I used to be a maximalist. I had way too many clothes, way too many pieces of furniture, way too many holiday decorations, way too many books, way too many kitchen gadgets and on and on and on. And my appetite for stuff was insatiable. I wanted more, more, more!
Then, suddenly, one bright and sunny day, I became a minimalist. Well, actually, my transformation didn't happen in one day. It was less of an event and more of a journey. But, well... look, it's a long story. All I want to say for now is that my life, and my house, looks very, very different. And I'm happier.
So what are the three biggest changes I've made, the ones that have made the biggest impact on my day-to-day life? It's hard to pick just three, but, when I look around my house, I've got to say the three major categories of things I've gotten rid of are:
Like most people in America, I had way too many clothes. When I took a good hard look in my closet, I asked myself this question: How many of these clothes have I actually worn? And it turns out that a ton of my clothes I had never worn. Not once. Or, at least, I couldn't remember ever wearing them. So, I got rid of the clothes I never wore. Then, I got rid of the clothes I rarely wore.
I was left with the clothes that I actually wore frequently. I was left with the clothes that I actually wanted to wear. Now I have fewer clothes and more space. I can actually walk in my walk-in closet!
When I was a maximalist, I couldn't park in my garage. There was too much junk in it, and mostly, the junk consisted of holiday decorations. (When it comes to crowded garages, by the way, I wasn't alone. More and more people do not park their cars in their garages.)
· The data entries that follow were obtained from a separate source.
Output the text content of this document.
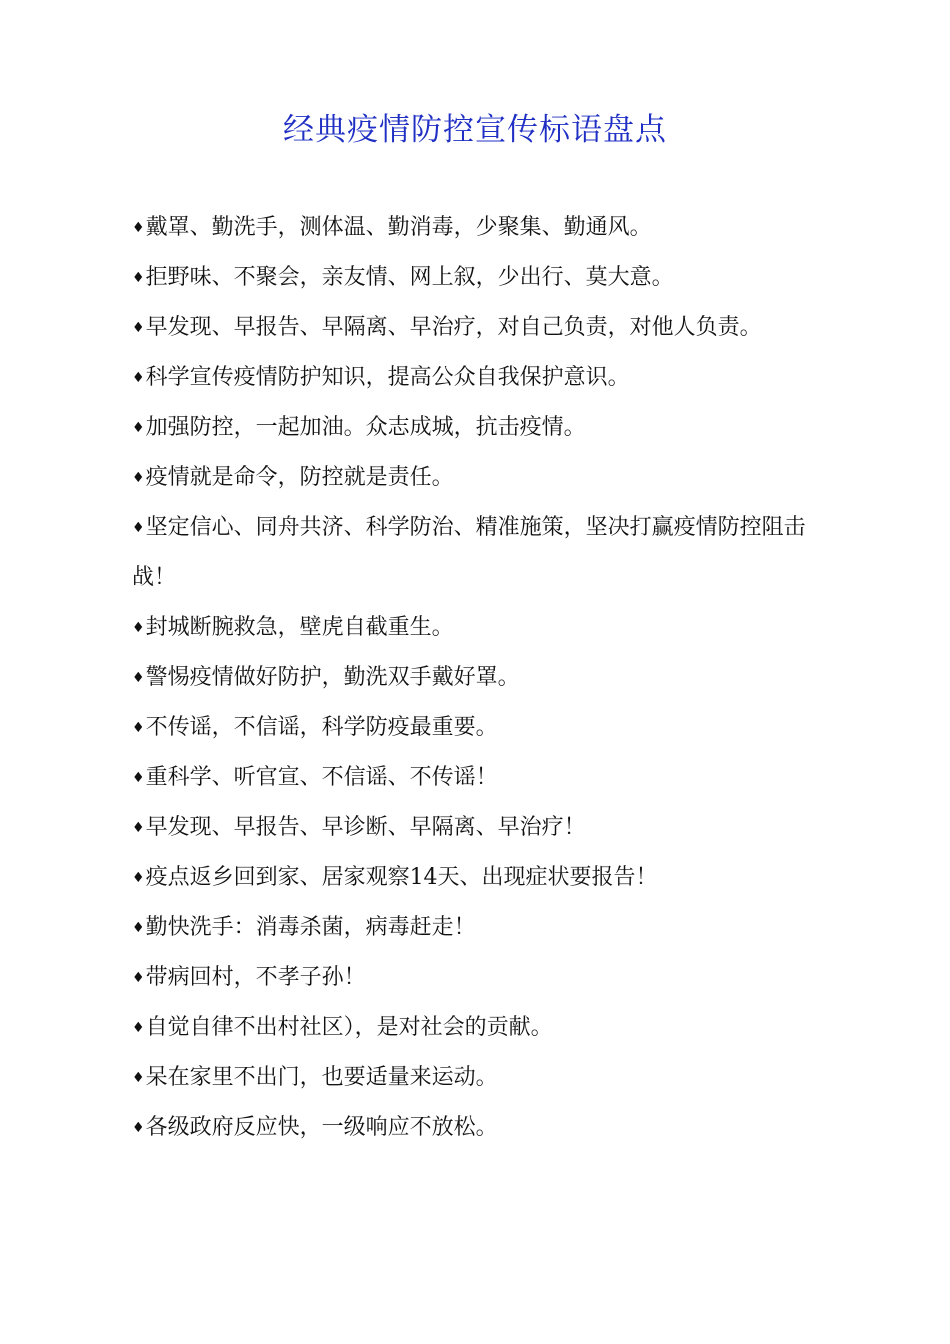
经典疫情防控宣传标语盘点
♦戴罩、勤洗手，测体温、勤消毒，少聚集、勤通风。
♦拒野味、不聚会，亲友情、网上叙，少出行、莫大意。
♦早发现、早报告、早隔离、早治疗，对自己负责，对他人负责。
♦科学宣传疫情防护知识，提高公众自我保护意识。
♦加强防控，一起加油。众志成城，抗击疫情。
♦疫情就是命令，防控就是责任。
♦坚定信心、同舟共济、科学防治、精准施策，坚决打赢疫情防控阻击战！
♦封城断腕救急，壁虎自截重生。
♦警惕疫情做好防护，勤洗双手戴好罩。
♦不传谣，不信谣，科学防疫最重要。
♦重科学、听官宣、不信谣、不传谣！
♦早发现、早报告、早诊断、早隔离、早治疗！
♦疫点返乡回到家、居家观察14天、出现症状要报告！
♦勤快洗手：消毒杀菌，病毒赶走！
♦带病回村，不孝子孙！
♦自觉自律不出村社区），是对社会的贡献。
♦呆在家里不出门，也要适量来运动。
♦各级政府反应快，一级响应不放松。
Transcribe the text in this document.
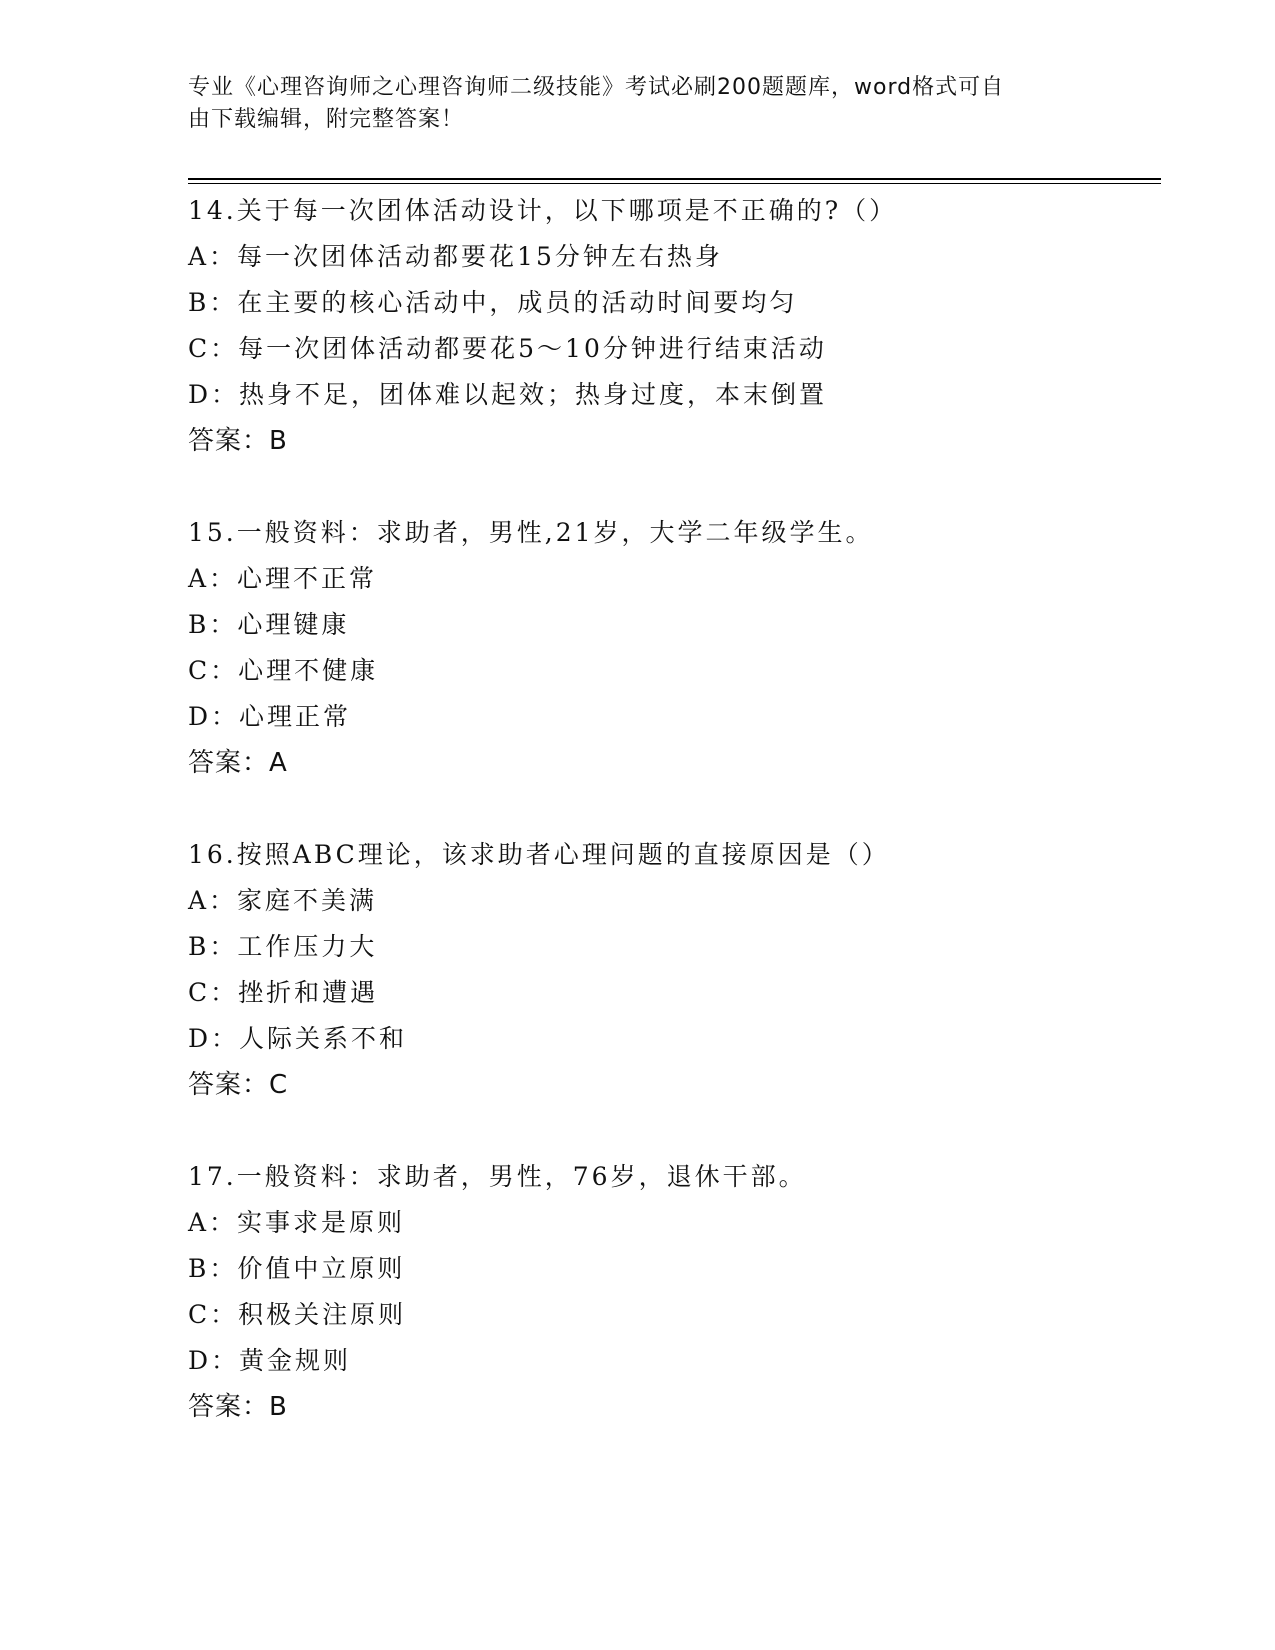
专业《心理咨询师之心理咨询师二级技能》考试必刷200题题库，word格式可自
由下载编辑，附完整答案！
14.关于每一次团体活动设计，以下哪项是不正确的?（）
A：每一次团体活动都要花15分钟左右热身
B：在主要的核心活动中，成员的活动时间要均匀
C：每一次团体活动都要花5～10分钟进行结束活动
D：热身不足，团体难以起效；热身过度，本末倒置
答案：B
15.一般资料：求助者，男性,21岁，大学二年级学生。
A：心理不正常
B：心理键康
C：心理不健康
D：心理正常
答案：A
16.按照ABC理论，该求助者心理问题的直接原因是（）
A：家庭不美满
B：工作压力大
C：挫折和遭遇
D：人际关系不和
答案：C
17.一般资料：求助者，男性，76岁，退休干部。
A：实事求是原则
B：价值中立原则
C：积极关注原则
D：黄金规则
答案：B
I had giant paper cutouts, stuffed animals, wreaths, knick-knacks, wall-hangings, and junk for St. Patrick's Day, Easter, Christmas, Halloween, Thanksgiving, and Valentine's Day. I even had a giant foam turkey for Thanksgiving. I was so crazy about decorating for holidays, I'm surprised I didn't have any decorations for Labor Day! It was hard emotionally, but, I got rid of 95% of my decorations.
I still celebrate holidays. I'm just less concerned with decorating, so now I have more time to actually enjoy the holidays with family and friends.
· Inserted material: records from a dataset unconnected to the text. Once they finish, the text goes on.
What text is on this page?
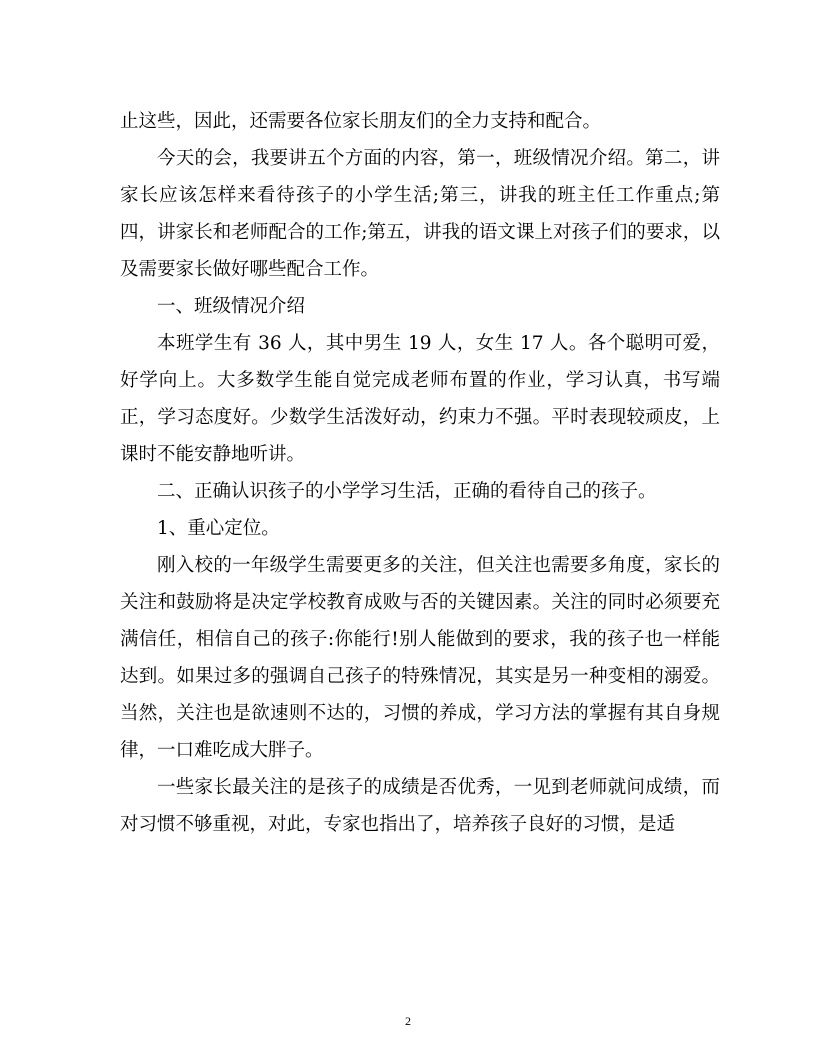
止这些，因此，还需要各位家长朋友们的全力支持和配合。

今天的会，我要讲五个方面的内容，第一，班级情况介绍。第二，讲家长应该怎样来看待孩子的小学生活;第三，讲我的班主任工作重点;第四，讲家长和老师配合的工作;第五，讲我的语文课上对孩子们的要求，以及需要家长做好哪些配合工作。

一、班级情况介绍

本班学生有 36 人，其中男生 19 人，女生 17 人。各个聪明可爱，好学向上。大多数学生能自觉完成老师布置的作业，学习认真，书写端正，学习态度好。少数学生活泼好动，约束力不强。平时表现较顽皮，上课时不能安静地听讲。

二、正确认识孩子的小学学习生活，正确的看待自己的孩子。

1、重心定位。

刚入校的一年级学生需要更多的关注，但关注也需要多角度，家长的关注和鼓励将是决定学校教育成败与否的关键因素。关注的同时必须要充满信任，相信自己的孩子:你能行!别人能做到的要求，我的孩子也一样能达到。如果过多的强调自己孩子的特殊情况，其实是另一种变相的溺爱。当然，关注也是欲速则不达的，习惯的养成，学习方法的掌握有其自身规律，一口难吃成大胖子。

一些家长最关注的是孩子的成绩是否优秀，一见到老师就问成绩，而对习惯不够重视，对此，专家也指出了，培养孩子良好的习惯，是适

2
Oh, in regards to decorations, I want to mention one slight change I made that not many minimalists have heard of. I got a different Christmas tree. I used to have a super tall and super wide Christmas tree (artificial, of course). But then when I wanted to go all-out minimalist, I heard about slim Christmas trees. They are just as pretty as the big honkers, but they take up less space.
Let me get on my soapbox for a minute. There's no need to have a formal dining table with a centerpiece, a table runner, and a fancy light fixture dangling overhead! You probably won't eat at the fancy dining table anyway. Just have one table big enough to accommodate your family, and make that table utilitarian. End-tables are also pointless. Shelves, too, are often merely invitations to hoard more material goods.
Minimalism is all about paring down possessions to create the time and space needed to focus on things that are most important in life. If you want to delve deeper into the philosophy behind minimalism, read Walden by Henry David Thoreau. Or, take the easy route to minimalist bliss: get rid of the extra junk in your life and smile.